I will briefly look at just one of the suggestions Sudnows makes with regard to language. Contained within footnote 15 is a short suggestion that we must allow music to talk about itself (p.138). Sudnow is suggesting that, at least in part, his production account shows that music somehow has a meta- level, a level equivalent to exactly the conceptualisation that seems on the surface to be missing from the production account itself. If music can talk about itself, what sense can Sudnow be giving this statement? This is attempted through re-working our idea of what it is for one thing to be about another thing, with Sudnow putting forward the possibility that it is simply a ‘course of movements I do’. This of course appears to throw out any reference capacity within language in order to allow music to be understood in the way we understand language, which would be in this situation as a skilful practice.
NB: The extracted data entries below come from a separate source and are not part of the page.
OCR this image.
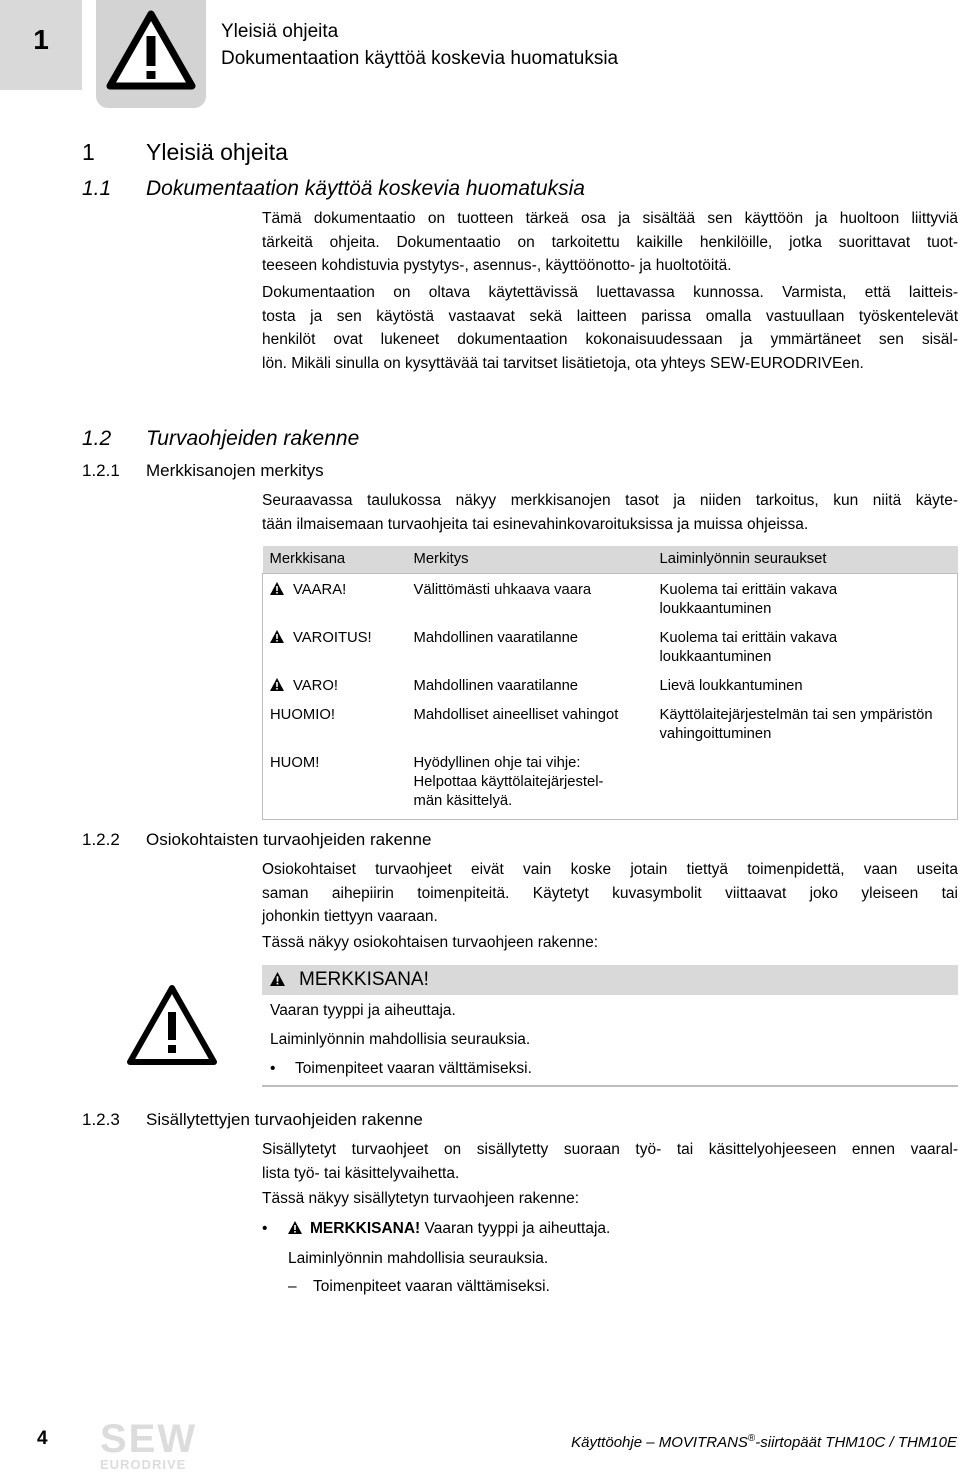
1	Yleisiä ohjeita
Dokumentaation käyttöä koskevia huomatuksia
1 Yleisiä ohjeita
1.1 Dokumentaation käyttöä koskevia huomatuksia
Tämä dokumentaatio on tuotteen tärkeä osa ja sisältää sen käyttöön ja huoltoon liittyviä
tärkeitä ohjeita. Dokumentaatio on tarkoitettu kaikille henkilöille, jotka suorittavat tuot-
teeseen kohdistuvia pystytys-, asennus-, käyttöönotto- ja huoltotöitä.
Dokumentaation on oltava käytettävissä luettavassa kunnossa. Varmista, että laitteis-
tosta ja sen käytöstä vastaavat sekä laitteen parissa omalla vastuullaan työskentelevät
henkilöt ovat lukeneet dokumentaation kokonaisuudessaan ja ymmärtäneet sen sisäl-
lön. Mikäli sinulla on kysyttävää tai tarvitset lisätietoja, ota yhteys SEW-EURODRIVEen.
1.2 Turvaohjeiden rakenne
1.2.1 Merkkisanojen merkitys
Seuraavassa taulukossa näkyy merkkisanojen tasot ja niiden tarkoitus, kun niitä käyte-
tään ilmaisemaan turvaohjeita tai esinevahinkovaroituksissa ja muissa ohjeissa.
Merkkisana	Merkitys	Laiminlyönnin seuraukset

VAARA!	Välittömästi uhkaava vaara	Kuolema tai erittäin vakava loukkaantuminen
VAROITUS!	Mahdollinen vaaratilanne	Kuolema tai erittäin vakava loukkaantuminen
VARO!	Mahdollinen vaaratilanne	Lievä loukkantuminen
HUOMIO!	Mahdolliset aineelliset vahingot	Käyttölaitejärjestelmän tai sen ympäristön vahingoittuminen
HUOM!	Hyödyllinen ohje tai vihje:
Helpottaa käyttölaitejärjestel-
män käsittelyä.	

1.2.2 Osiokohtaisten turvaohjeiden rakenne
Osiokohtaiset turvaohjeet eivät vain koske jotain tiettyä toimenpidettä, vaan useita
saman aihepiirin toimenpiteitä. Käytetyt kuvasymbolit viittaavat joko yleiseen tai
johonkin tiettyyn vaaraan.
Tässä näkyy osiokohtaisen turvaohjeen rakenne:
MERKKISANA!
Vaaran tyyppi ja aiheuttaja.
Laiminlyönnin mahdollisia seurauksia.
• Toimenpiteet vaaran välttämiseksi.
1.2.3 Sisällytettyjen turvaohjeiden rakenne
Sisällytetyt turvaohjeet on sisällytetty suoraan työ- tai käsittelyohjeeseen ennen vaaral-
lista työ- tai käsittelyvaihetta.
Tässä näkyy sisällytetyn turvaohjeen rakenne:
•	MERKKISANA! Vaaran tyyppi ja aiheuttaja.
Laiminlyönnin mahdollisia seurauksia.
– Toimenpiteet vaaran välttämiseksi.
4 SEW
EURODRIVE
Käyttöohje – MOVITRANS®-siirtopäät THM10C / THM10E
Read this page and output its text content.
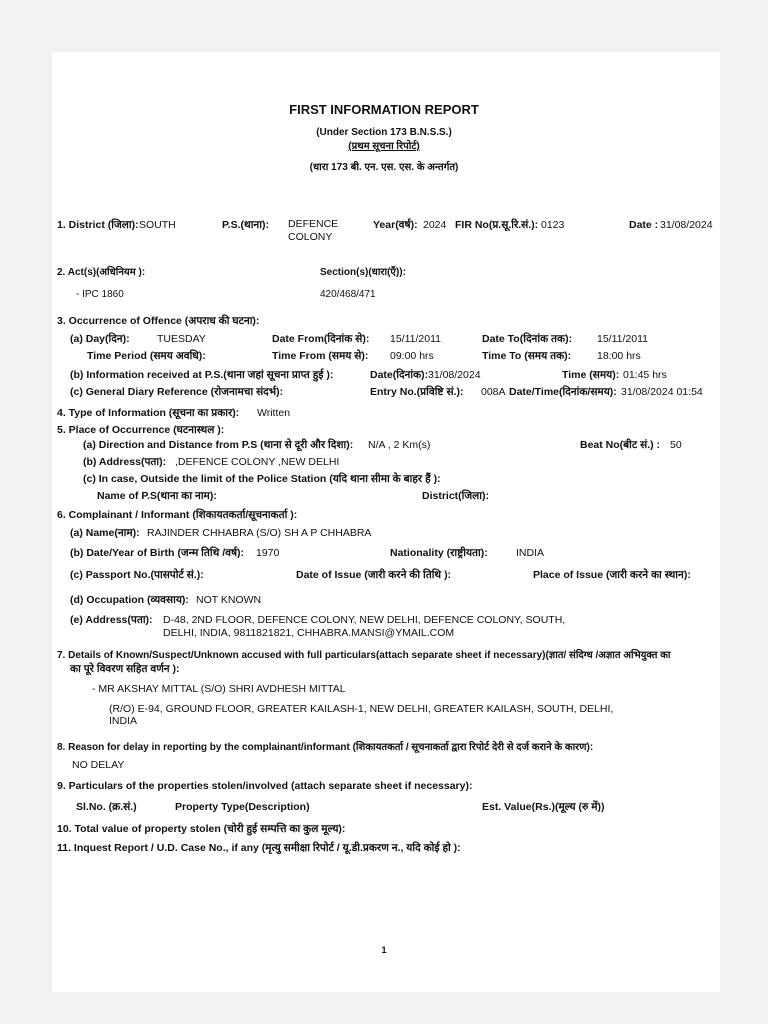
FIRST INFORMATION REPORT
(Under Section 173 B.N.S.S.)
(प्रथम सूचना रिपोर्ट)
(धारा 173 बी. एन. एस. एस. के अन्तर्गत)
1. District (जिला): SOUTH	P.S.(थाना): DEFENCE
COLONY
Year(वर्ष): 2024 FIR No(प्र.सू.रि.सं.): 0123	Date : 31/08/2024
2. Act(s)(अधिनियम ):	Section(s)(धारा(एँ)):
- IPC 1860	420/468/471
3. Occurrence of Offence (अपराध की घटना):
(a) Day(दिन):	TUESDAY	Date From(दिनांक से): 15/11/2011	Date To(दिनांक तक): 15/11/2011
Time Period (समय अवधि):	Time From (समय से): 09:00 hrs	Time To (समय तक): 18:00 hrs
(b) Information received at P.S.(थाना जहां सूचना प्राप्त हुई ):	Date(दिनांक): 31/08/2024	Time (समय): 01:45 hrs
(c) General Diary Reference (रोजनामचा संदर्भ):	Entry No.(प्रविष्टि सं.): 008A Date/Time(दिनांक/समय): 31/08/2024 01:54
4. Type of Information (सूचना का प्रकार): Written
5. Place of Occurrence (घटनास्थल ):
(a) Direction and Distance from P.S (थाना से दूरी और दिशा): N/A , 2 Km(s)	Beat No(बीट सं.) : 50
(b) Address(पता): ,DEFENCE COLONY ,NEW DELHI
(c) In case, Outside the limit of the Police Station (यदि थाना सीमा के बाहर हैं ):
Name of P.S(थाना का नाम):	District(जिला):
6. Complainant / Informant (शिकायतकर्ता/सूचनाकर्ता ):
(a) Name(नाम): RAJINDER CHHABRA (S/O) SH A P CHHABRA
(b) Date/Year of Birth (जन्म तिथि /वर्ष): 1970	Nationality (राष्ट्रीयता):	INDIA
(c) Passport No.(पासपोर्ट सं.):	Date of Issue (जारी करने की तिथि ):	Place of Issue (जारी करने का स्थान):
(d) Occupation (व्यवसाय): NOT KNOWN
(e) Address(पता): D-48, 2ND FLOOR, DEFENCE COLONY, NEW DELHI, DEFENCE COLONY, SOUTH,
DELHI, INDIA, 9811821821, CHHABRA.MANSI@YMAIL.COM
7. Details of Known/Suspect/Unknown accused with full particulars(attach separate sheet if necessary)(ज्ञात/ संदिग्ध /अज्ञात अभियुक्त का
का पूरे विवरण सहित वर्णन ):
- MR AKSHAY MITTAL (S/O) SHRI AVDHESH MITTAL
(R/O) E-94, GROUND FLOOR, GREATER KAILASH-1, NEW DELHI, GREATER KAILASH, SOUTH, DELHI,
INDIA
8. Reason for delay in reporting by the complainant/informant (शिकायतकर्ता / सूचनाकर्ता द्वारा रिपोर्ट देरी से दर्ज कराने के कारण):
NO DELAY
9. Particulars of the properties stolen/involved (attach separate sheet if necessary):
Sl.No. (क्र.सं.)	Property Type(Description)	Est. Value(Rs.)(मूल्य (रु में))
10. Total value of property stolen (चोरी हुई सम्पत्ति का कुल मूल्य):
11. Inquest Report / U.D. Case No., if any (मृत्यु समीक्षा रिपोर्ट / यू.डी.प्रकरण न., यदि कोई हो ):
1
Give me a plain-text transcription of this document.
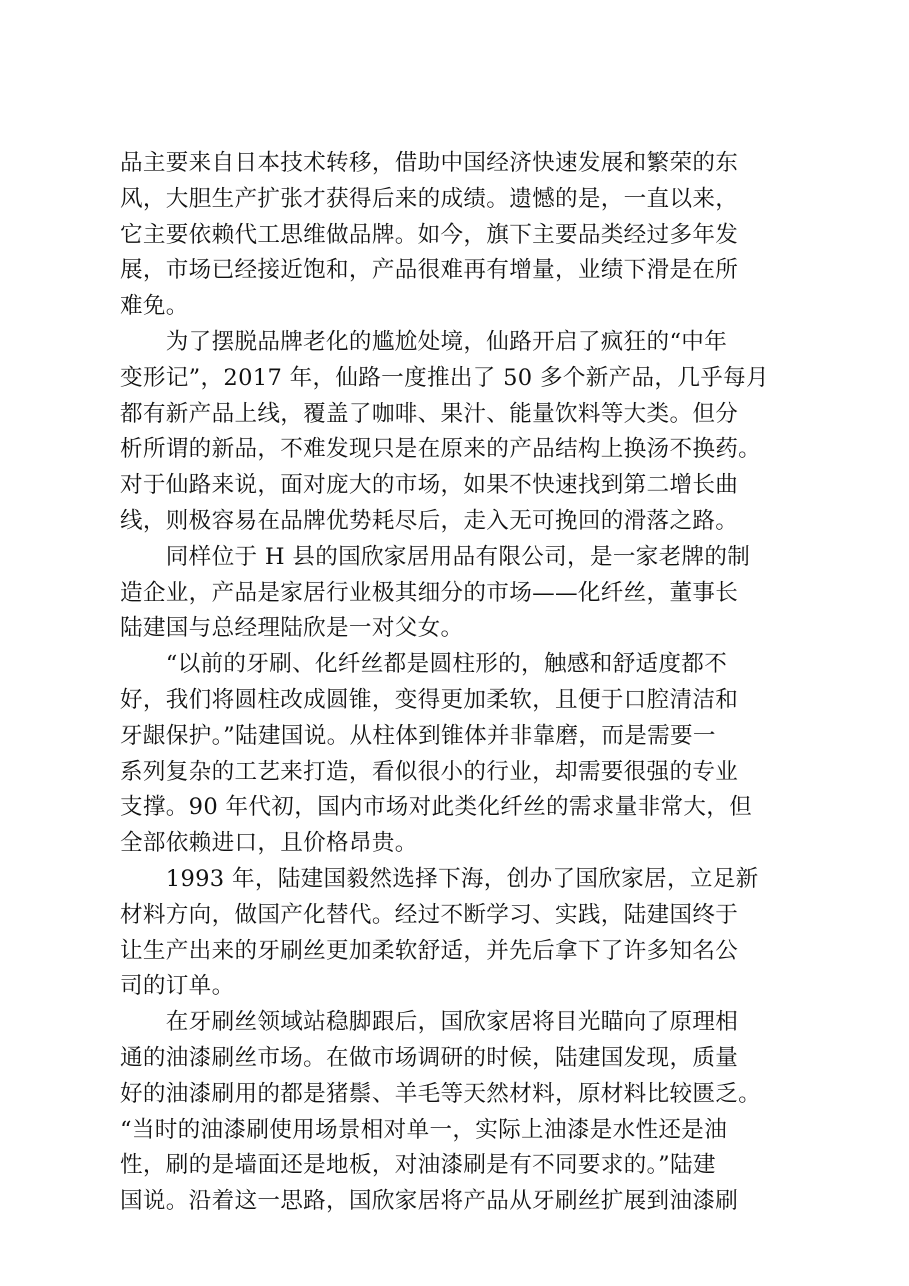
品主要来自日本技术转移，借助中国经济快速发展和繁荣的东
风，大胆生产扩张才获得后来的成绩。遗憾的是，一直以来，
它主要依赖代工思维做品牌。如今，旗下主要品类经过多年发
展，市场已经接近饱和，产品很难再有增量，业绩下滑是在所
难免。
　　为了摆脱品牌老化的尴尬处境，仙路开启了疯狂的“中年
变形记”，2017 年，仙路一度推出了 50 多个新产品，几乎每月
都有新产品上线，覆盖了咖啡、果汁、能量饮料等大类。但分
析所谓的新品，不难发现只是在原来的产品结构上换汤不换药。
对于仙路来说，面对庞大的市场，如果不快速找到第二增长曲
线，则极容易在品牌优势耗尽后，走入无可挽回的滑落之路。
　　同样位于 H 县的国欣家居用品有限公司，是一家老牌的制
造企业，产品是家居行业极其细分的市场——化纤丝，董事长
陆建国与总经理陆欣是一对父女。
　　“以前的牙刷、化纤丝都是圆柱形的，触感和舒适度都不
好，我们将圆柱改成圆锥，变得更加柔软，且便于口腔清洁和
牙龈保护。”陆建国说。从柱体到锥体并非靠磨，而是需要一
系列复杂的工艺来打造，看似很小的行业，却需要很强的专业
支撑。90 年代初，国内市场对此类化纤丝的需求量非常大，但
全部依赖进口，且价格昂贵。
　　1993 年，陆建国毅然选择下海，创办了国欣家居，立足新
材料方向，做国产化替代。经过不断学习、实践，陆建国终于
让生产出来的牙刷丝更加柔软舒适，并先后拿下了许多知名公
司的订单。
　　在牙刷丝领域站稳脚跟后，国欣家居将目光瞄向了原理相
通的油漆刷丝市场。在做市场调研的时候，陆建国发现，质量
好的油漆刷用的都是猪鬃、羊毛等天然材料，原材料比较匮乏。
“当时的油漆刷使用场景相对单一，实际上油漆是水性还是油
性，刷的是墙面还是地板，对油漆刷是有不同要求的。”陆建
国说。沿着这一思路，国欣家居将产品从牙刷丝扩展到油漆刷
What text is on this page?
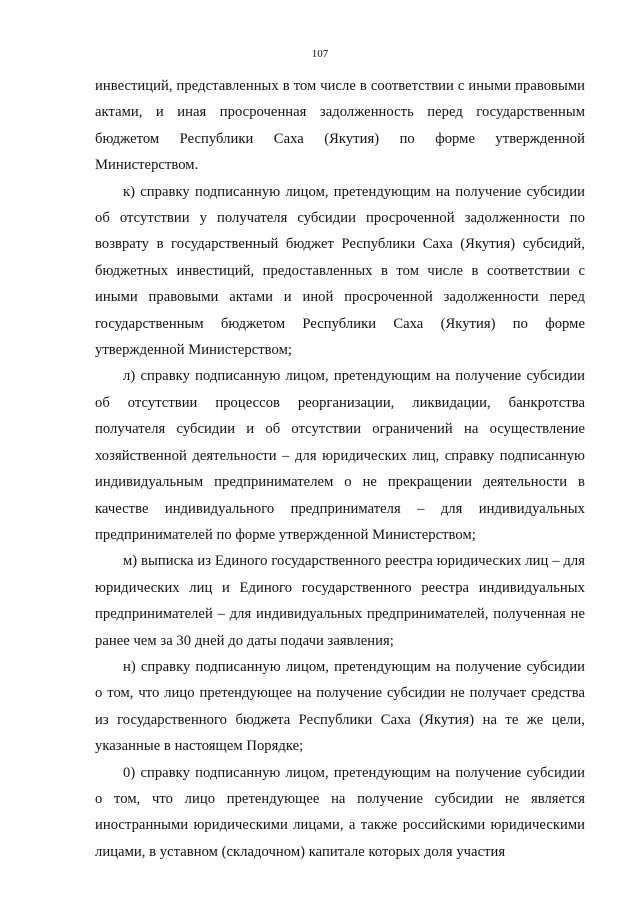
107

инвестиций, представленных в том числе в соответствии с иными правовыми актами, и иная просроченная задолженность перед государственным бюджетом Республики Саха (Якутия) по форме утвержденной Министерством.

к) справку подписанную лицом, претендующим на получение субсидии об отсутствии у получателя субсидии просроченной задолженности по возврату в государственный бюджет Республики Саха (Якутия) субсидий, бюджетных инвестиций, предоставленных в том числе в соответствии с иными правовыми актами и иной просроченной задолженности перед государственным бюджетом Республики Саха (Якутия) по форме утвержденной Министерством;

л) справку подписанную лицом, претендующим на получение субсидии об отсутствии процессов реорганизации, ликвидации, банкротства получателя субсидии и об отсутствии ограничений на осуществление хозяйственной деятельности – для юридических лиц, справку подписанную индивидуальным предпринимателем о не прекращении деятельности в качестве индивидуального предпринимателя – для индивидуальных предпринимателей по форме утвержденной Министерством;

м) выписка из Единого государственного реестра юридических лиц – для юридических лиц и Единого государственного реестра индивидуальных предпринимателей – для индивидуальных предпринимателей, полученная не ранее чем за 30 дней до даты подачи заявления;

н) справку подписанную лицом, претендующим на получение субсидии о том, что лицо претендующее на получение субсидии не получает средства из государственного бюджета Республики Саха (Якутия) на те же цели, указанные в настоящем Порядке;

0) справку подписанную лицом, претендующим на получение субсидии о том, что лицо претендующее на получение субсидии не является иностранными юридическими лицами, а также российскими юридическими лицами, в уставном (складочном) капитале которых доля участия
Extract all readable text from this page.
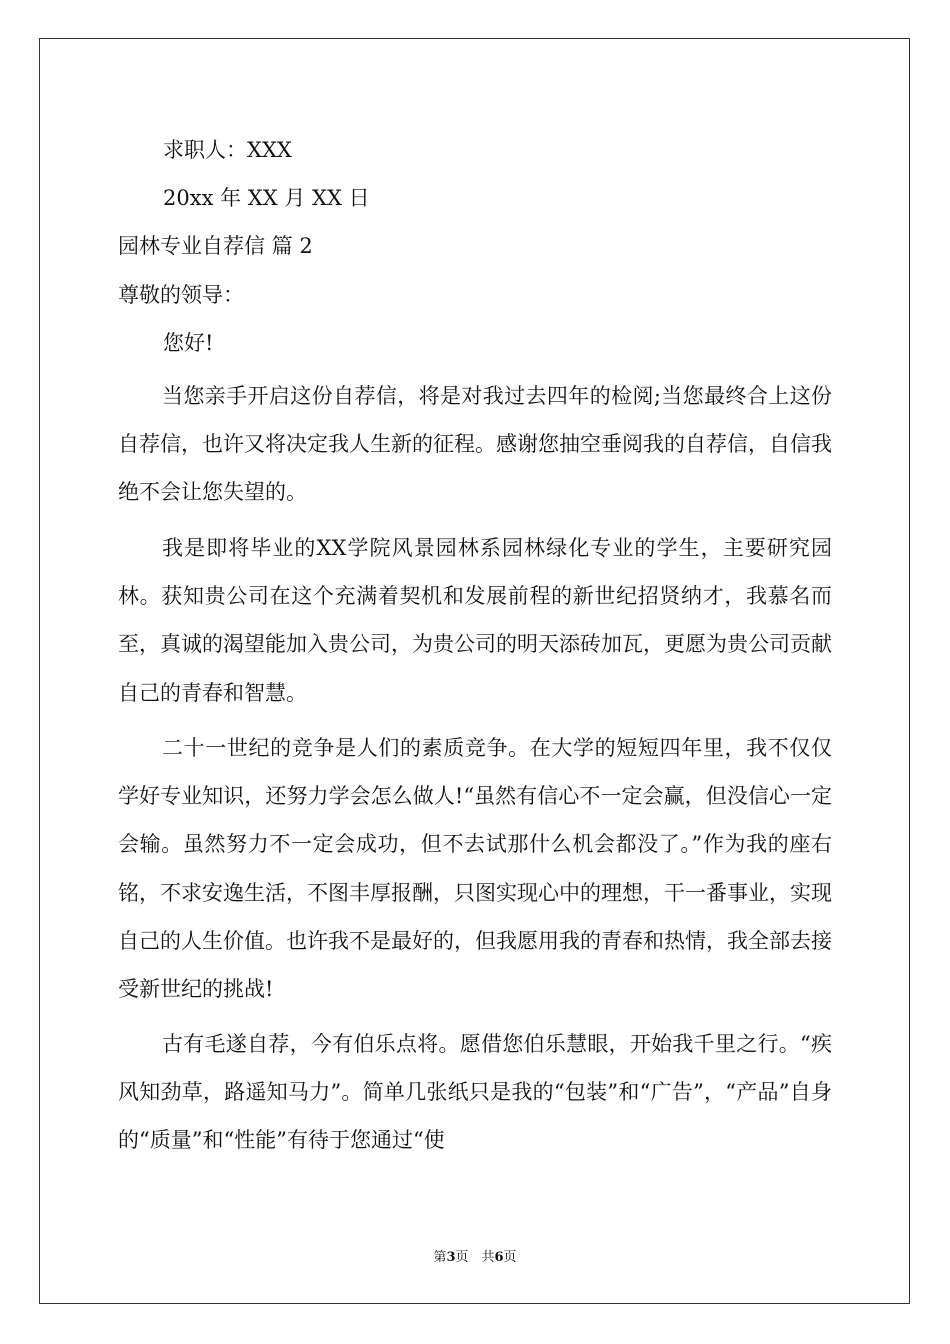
求职人：XXX
20xx 年 XX 月 XX 日
园林专业自荐信 篇 2
尊敬的领导：
您好!
当您亲手开启这份自荐信，将是对我过去四年的检阅;当您最终合上这份自荐信，也许又将决定我人生新的征程。感谢您抽空垂阅我的自荐信，自信我绝不会让您失望的。
我是即将毕业的XX学院风景园林系园林绿化专业的学生，主要研究园林。获知贵公司在这个充满着契机和发展前程的新世纪招贤纳才，我慕名而至，真诚的渴望能加入贵公司，为贵公司的明天添砖加瓦，更愿为贵公司贡献自己的青春和智慧。
二十一世纪的竞争是人们的素质竞争。在大学的短短四年里，我不仅仅学好专业知识，还努力学会怎么做人!“虽然有信心不一定会赢，但没信心一定会输。虽然努力不一定会成功，但不去试那什么机会都没了。”作为我的座右铭，不求安逸生活，不图丰厚报酬，只图实现心中的理想，干一番事业，实现自己的人生价值。也许我不是最好的，但我愿用我的青春和热情，我全部去接受新世纪的挑战!
古有毛遂自荐，今有伯乐点将。愿借您伯乐慧眼，开始我千里之行。“疾风知劲草，路遥知马力”。简单几张纸只是我的“包装”和“广告”，“产品”自身的“质量”和“性能”有待于您通过“使
第3页　共6页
The danger with Sudnow’s suggestion is that it equates too little language with too much music. It is always worth worrying when we begin to lose distinctions between practices such as language and music and it is therefore all the more interesting that his account leaves Sudnow with a strong sense of language and music needing to come together in our understanding in order to prevent precisely what he calls “rampant confusions …in any distinctions between fundamental features of music and language”.
It is a fact, I would argue, that Sudnows text works as a philosophically interesting description, however oddly. This success flows from the fact that it is a description that is in the margins of both speaking and playing. The fact that this text is already a rewritten description may also suggests the internal difficulties in the very possibility of a work such as this, written in the margins of a particular expressive practice. It is the sort of text that would be useful in teaching philosophy because of the immediacy and intricacy of the problems it raises, because of the fact that it is written in the margins of thought, practice and expression and is both about such things as well as showing, very clearly, many of the problems it is about. For this reason we may well learn from this short text as much about philosophy as we do about piano playing.